I’m going to comment how unimpressed I’m with Boneworks. I will praise the attempt of doing a game experiment/prototype to do a full physics based experience, of going farther than other people have tried and being bold, but as a finished game… ugh. First I will say I haven’t finished it, I’m around 2:04 in this video.
Literally for every cool moment or idea with the physics system, I have seen 3 other moments where it wasn’t working as it should or it was super mega janky. You see, it has the big problem of the physics engine being exactly as glitchy as other physics engine in games in the last 10 years. In the first minutes I got stuck my hand on a locker geometry. Or seen boxes flying around because the collision system glitched, etc. In general terms, praising Boneworks as the role model for future VR interaction, where things work like in real life, is hilarious as right now, it’s the prime example of how a bad idea is. Almost every action that should be easy and trivial in real life is an enormous pain in the game. Moving objects with precision, turning objects in place without moving their location, moving objects while also walking without hitting anything on the sides, controlling how extremes of something long is touching the ground, it’s all a bothersome pain in the ass, when not a Sisyphean task. Maybe people actually mean the role model of future VR interaction is the idea shown here, not the implementation. But right now, it isn’t good at all.
A separate section has to be put for the idea of doing full body collision physics, up to your feet, despite the reality of the game only tracking your hands and head, and putting puzzles or obstacles where and what your feet are doing is important. Great idea, yep…
edit: Oh, the control themselves are not at good as they should. This is only a feeling, but I think the game was designed for Index controller first, and it shows, if you don’t have them. I had more problems with the controls than with most other VR games, with moving when I didn’t want to or how comfortable taking or throwing stuff, and I suspect it’s because I don’t have the Index.
Now, unto the game itself, you have the story, the puzzles and the action. There isn’t a lot of story in reality, it’s the fairly typical ‘implied worldbuilding in lore bits distributed through the environment’, with a fair share of ‘let’s make it obscure to disguise the fact there isn’t a lot there’. It uses a ‘VR world in VR game’ setting where things seem to have turned wrong ™ and well, it isn’t very interesting. It’s all an excuse to have levels looking like they look, with textures like protoypes in a 3d level editor. The puzzles are perhaps the most interesting part of the game, there are few smart bits or are well mixed with environment exploration and I like how they have alternative ways of solving them, usually one through ‘brute force’ climbing stuff or using more advanced physics and another the ‘intended’ way. Although let’s be honest, I think they did it like that because they knew they always needed something to fall back on as shit is glitchy af, as explained.

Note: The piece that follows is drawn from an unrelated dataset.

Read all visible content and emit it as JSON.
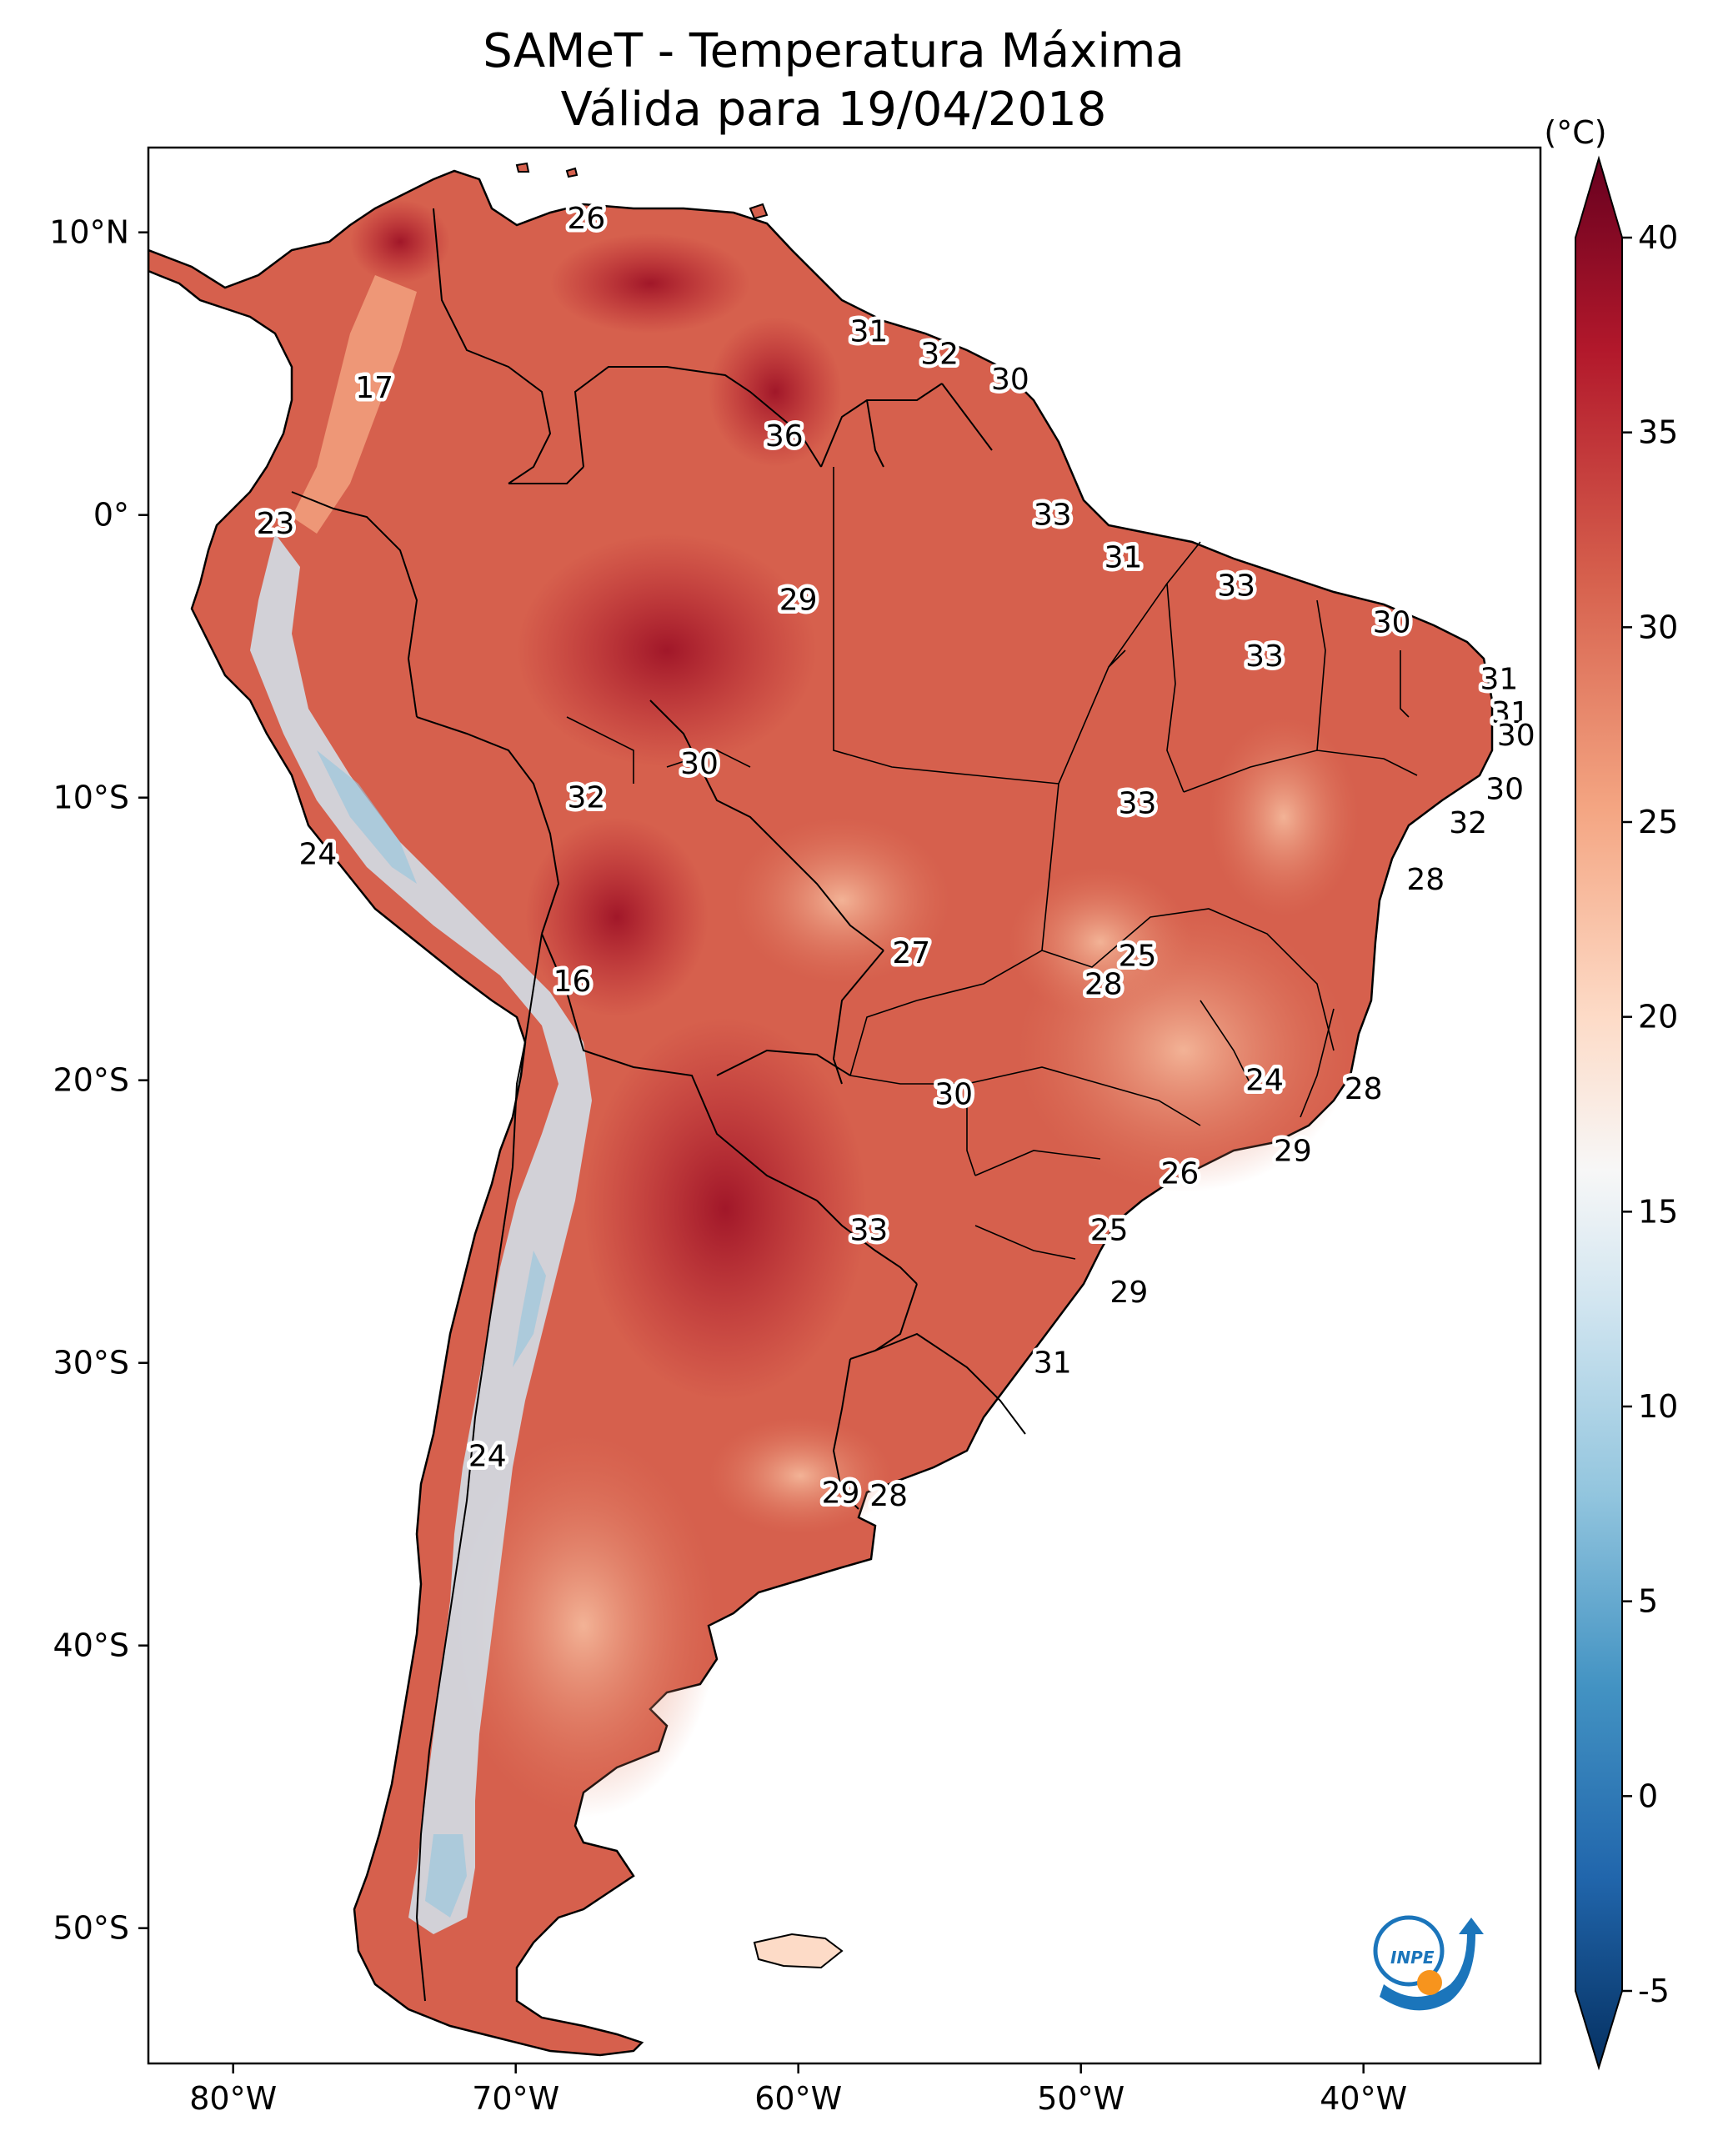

The action is pretty meh. The work in the weapons, how they handle in VR, how they sound, etc is good, but combat is more than the weapons themselves. It lacks in enemy variety, the encounter design is nothing to write home about, the basic enemy design (nullbody) isn’t very fun to fight against in terms of hit reaction or face expressions, and the AI is mediocre to bad, with pathfinding issues where the enemies get fairly close and then stop near a corner never advancing.
Oh, at least it has a nice sound design, reminiscent of the Half life series.